The third issue describes an approach to the internal jugular vein by identification of venous pulsations beneath the body of the sternocleidomastoid muscle. Sharrock and Fierro [4]described their experience with this technique in 212 primarily elderly patients suffering from cardiac, renal, or respiratory diseases during positive pressure ventilation and general anesthesia. Identification of jugular venous pulsations in this patient population and under these specific conditions cannot be applied universally. Ultrasound-guided cannulation, however, can be used in all patients irrespective of their age, disease state, or level of consciousness, and is associated with a 100% cannulation success rate. [5]The important question to ask is not which landmark guided technique is best, but whether to use ultrasound guidance routinely for cannulation of the internal jugular vein.

Christopher A. Troianos, M.D., Richard J. Kuwik, M.D., Department of Anesthesiology, The Mercy Hospital of Pittsburgh, 1400 Locust Street, Pittsburgh, Pennsylvania 15219.

(Accepted for publication September 21, 1996.)

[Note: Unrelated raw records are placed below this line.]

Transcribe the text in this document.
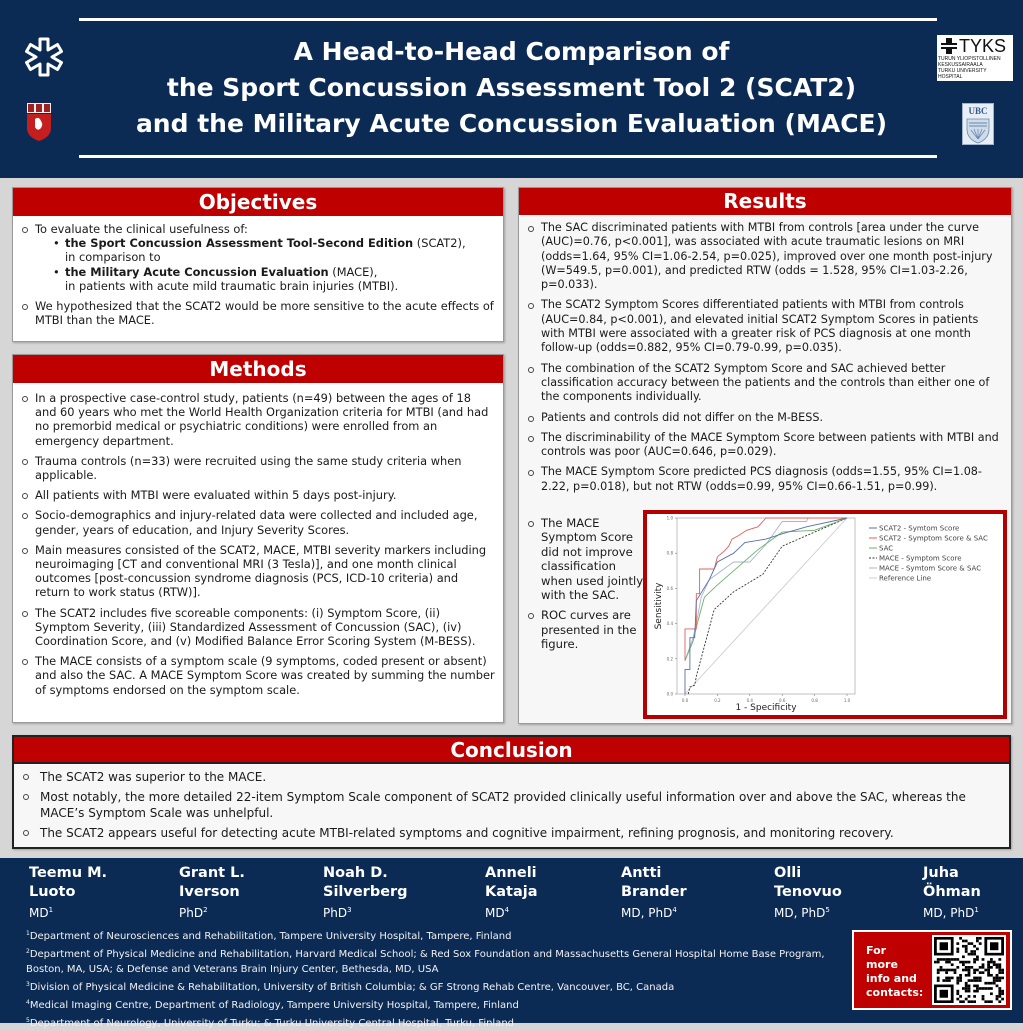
A Head-to-Head Comparison of
the Sport Concussion Assessment Tool 2 (SCAT2)
and the Military Acute Concussion Evaluation (MACE)
TYKS
TURUN YLIOPISTOLLINEN
KESKUSSAIRAALA
TURKU UNIVERSITY
HOSPITAL
UBC
Objectives
To evaluate the clinical usefulness of:
• the Sport Concussion Assessment Tool-Second Edition (SCAT2),
in comparison to
• the Military Acute Concussion Evaluation (MACE),
in patients with acute mild traumatic brain injuries (MTBI).
We hypothesized that the SCAT2 would be more sensitive to the acute effects of MTBI than the MACE.
Methods
In a prospective case-control study, patients (n=49) between the ages of 18 and 60 years who met the World Health Organization criteria for MTBI (and had no premorbid medical or psychiatric conditions) were enrolled from an emergency department.
Trauma controls (n=33) were recruited using the same study criteria when applicable.
All patients with MTBI were evaluated within 5 days post-injury.
Socio-demographics and injury-related data were collected and included age, gender, years of education, and Injury Severity Scores.
Main measures consisted of the SCAT2, MACE, MTBI severity markers including neuroimaging [CT and conventional MRI (3 Tesla)], and one month clinical outcomes [post-concussion syndrome diagnosis (PCS, ICD-10 criteria) and return to work status (RTW)].
The SCAT2 includes five scoreable components: (i) Symptom Score, (ii) Symptom Severity, (iii) Standardized Assessment of Concussion (SAC), (iv) Coordination Score, and (v) Modified Balance Error Scoring System (M-BESS).
The MACE consists of a symptom scale (9 symptoms, coded present or absent) and also the SAC. A MACE Symptom Score was created by summing the number of symptoms endorsed on the symptom scale.
Results
The SAC discriminated patients with MTBI from controls [area under the curve (AUC)=0.76, p<0.001], was associated with acute traumatic lesions on MRI (odds=1.64, 95% CI=1.06-2.54, p=0.025), improved over one month post-injury (W=549.5, p=0.001), and predicted RTW (odds = 1.528, 95% CI=1.03-2.26, p=0.033).
The SCAT2 Symptom Scores differentiated patients with MTBI from controls (AUC=0.84, p<0.001), and elevated initial SCAT2 Symptom Scores in patients with MTBI were associated with a greater risk of PCS diagnosis at one month follow-up (odds=0.882, 95% CI=0.79-0.99, p=0.035).
The combination of the SCAT2 Symptom Score and SAC achieved better classification accuracy between the patients and the controls than either one of the components individually.
Patients and controls did not differ on the M-BESS.
The discriminability of the MACE Symptom Score between patients with MTBI and controls was poor (AUC=0.646, p=0.029).
The MACE Symptom Score predicted PCS diagnosis (odds=1.55, 95% CI=1.08-2.22, p=0.018), but not RTW (odds=0.99, 95% CI=0.66-1.51, p=0.99).
The MACE Symptom Score did not improve classification when used jointly with the SAC.
ROC curves are presented in the figure.
0.0	0.2	0.4	0.6	0.8	1.0
0.0
0.2
0.4
0.6
0.8
1.0
1 - Specificity
Sensitivity
SCAT2 - Symtom Score
SCAT2 - Symptom Score & SAC
SAC
MACE - Symptom Score
MACE - Symtom Score & SAC
Reference Line
Conclusion
The SCAT2 was superior to the MACE.
Most notably, the more detailed 22-item Symptom Scale component of SCAT2 provided clinically useful information over and above the SAC, whereas the MACE’s Symptom Scale was unhelpful.
The SCAT2 appears useful for detecting acute MTBI-related symptoms and cognitive impairment, refining prognosis, and monitoring recovery.
Teemu M.
Luoto
$MD^1$
Grant L.
Iverson
PhD$^2$
Noah D.
Silverberg
PhD$^3$
Anneli
Kataja
$MD^4$
Antti
Brander
MD, PhD$^4$
Olli
Tenovuo
MD, PhD$^5$
Juha
Öhman
MD, PhD$^1$
$^1$Department of Neurosciences and Rehabilitation, Tampere University Hospital, Tampere, Finland
$^2$Department of Physical Medicine and Rehabilitation, Harvard Medical School; & Red Sox Foundation and Massachusetts General Hospital Home Base Program, Boston, MA, USA; & Defense and Veterans Brain Injury Center, Bethesda, MD, USA
$^3$Division of Physical Medicine & Rehabilitation, University of British Columbia; & GF Strong Rehab Centre, Vancouver, BC, Canada
$^4$Medical Imaging Centre, Department of Radiology, Tampere University Hospital, Tampere, Finland
$^5$Department of Neurology, University of Turku; & Turku University Central Hospital, Turku, Finland
For
more
info and
contacts:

Troianos CA, Kuwik RJ, Pasqual JR, Lim AJ, Odasso DP: Internal jugular vein and carotid artery anatomic relation as determined by ultrasonography. Anesthesiology 1996; 85:43-8.
Sulek CA, Gravenstein N, Blackshear RH, Weiss L: Head rotation during internal jugular vein cannulation and the risk of carotid artery puncture. Anesth Analg 1996; 82:125-8.
Rao TLK, Wong AY, Salem MR: A new approach to percutaneous catheterization of the internal jugular vein. Anesthesiology 1977; 46:362-4.
Sharrock NE, Fierro LE: Jugular venous pulsations as the sole landmark for percutaneous internal jugular cannulation. Br J Anaesth 1983; 55:1213-6.
Troianos CA, Jobes DR, Ellison N: Ultrasound-guided cannulation of the internal jugular vein: A prospective, randomized study. Anesth Analg 1991; 72:823-6.